Being pregnant in the dead of winter is pretty much kryptonite for the willpower. I’m definitely drawn to comfort foods lately, but rather than trying to bake all the things, like I did in my first and second pregnancies, I’m spending more energy on amazing main courses for dinner (and leftovers for lunch, conveniently). This recipe was a recent creation and was amazing over organic basmati rice, but would also be delicious with brown rice, quinoa or a side of delicious root vegetable mash!
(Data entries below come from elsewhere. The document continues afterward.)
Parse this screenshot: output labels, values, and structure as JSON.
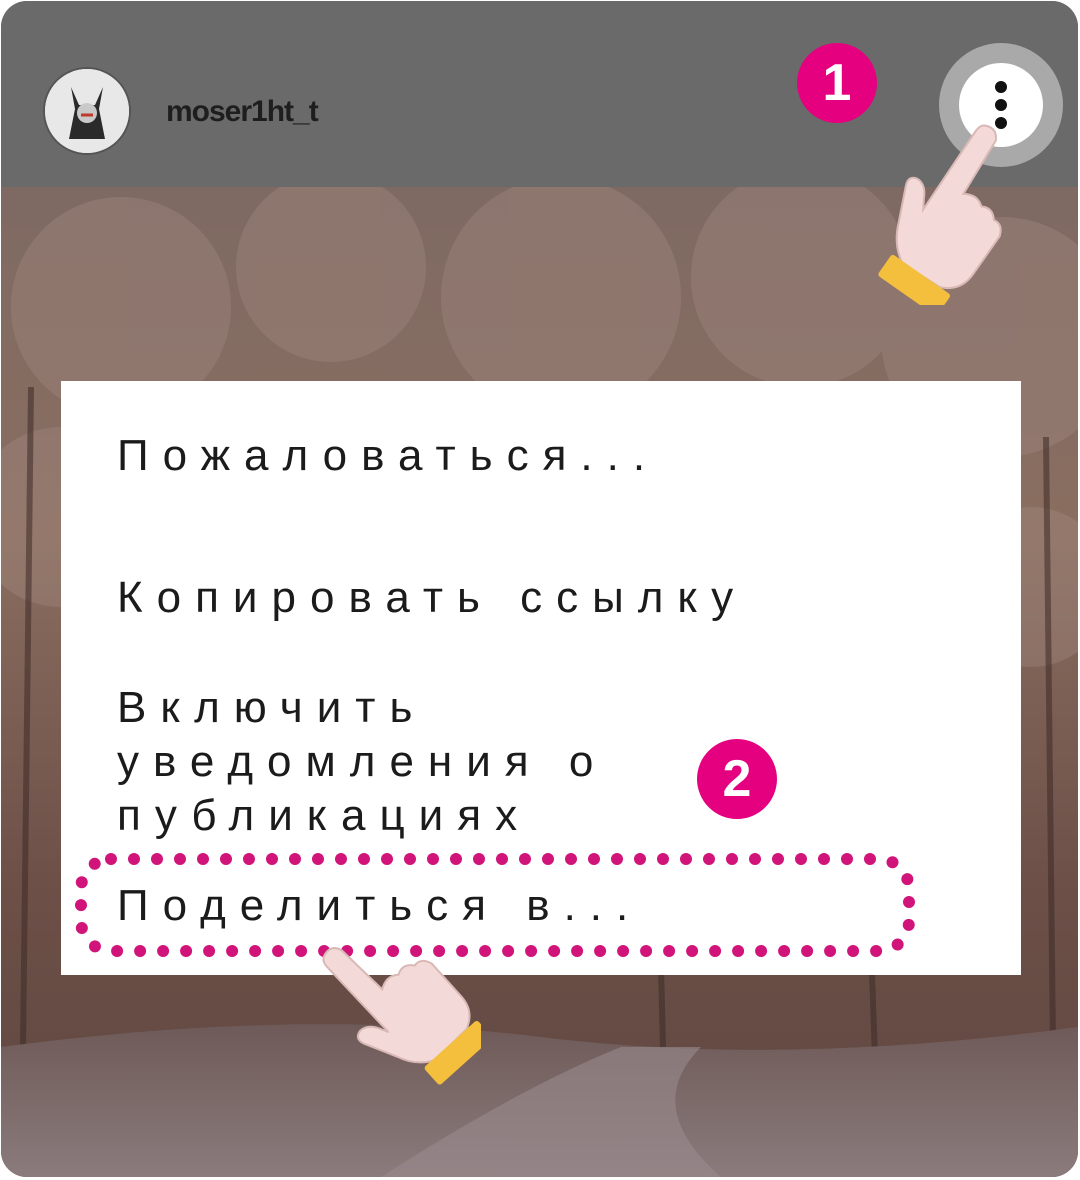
{
  "post": {
    "username": "moser1ht_t"
  },
  "steps": {
    "step1": "1",
    "step2": "2"
  },
  "menu": {
    "items": [
      {
        "label": "Пожаловаться..."
      },
      {
        "label": "Копировать ссылку"
      },
      {
        "label_lines": [
          "Включить",
          "уведомления о",
          "публикациях"
        ]
      },
      {
        "label": "Поделиться в..."
      }
    ]
  },
  "colors": {
    "accent": "#e4007f",
    "header": "#6a6a6a",
    "menu_bg": "#ffffff",
    "cuff": "#f5bf3e",
    "hand": "#f3d9d7"
  },
  "icons": {
    "more": "more-vertical-icon",
    "pointer": "pointing-hand-icon"
  }
}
My mom used to make sweet-&-sour meatballs from time to time, and I’m positive her sauce never came from a jar. Inspired by mom, I healthified the recipe even more with a gluten-free meatball and naturally sweetened sauce. Let’s just say my kids loved sweet-&-sour meatball night as much as I remember loving it!
gluten-free sweet & sour meatballs
adapted from a recipe by Against All Grain
yields 30-35 meatballs
- 1 lb ground lean pork
- 1 lb ground lean beef
- 2 eggs
- 1/3 cup almond meal
- 4 cloves garlic, minced
- 1 medium onion, grated or minced
- 2 tsp ground ginger
- 1 tbsp sesame oil
- generous pinch of salt
for the sauce:
- 3 cups tomato puree (about 1.5 glass bottles)
- 1 can (398 mL) pineapple chunks, pineapple and juice separated
- 1/3 cup honey
- 1/3 cup gluten-free soy sauce
- 2-3 tbsp apple cider vinegar
- 2 tbsp dijon mustard
- 1/2 tsp ground ginger
- 1/2 tsp onion powder
- 1 garlic clove, minced
- 1-2 bell peppers, roughly chopped
- salt & pepper
1. Preheat oven to 375 degrees and line a baking sheet with aluminum foil. 2. Combine sauce ingredients in large, wide pot, reserving pineapple chunks and bell peppers for later. 3. Bring sauce to a low boil; reduce to medium-low and simmer uncovered for 45 minutes until thick. Taste your sauce frequently; add more honey if needed for your tastes. 4. Meanwhile, combine meatball ingredients and roll into 1″ meatballs; place evenly on baking sheet. 5. Bake 12-15 minutes, flipping once. 6. Transfer meatballs (and drippings, if desired) to sweet and sour sauce. 7. Add pineapple chunks and peppers, and season with salt and pepper as needed; simmer on low, covered, 5-10 minutes.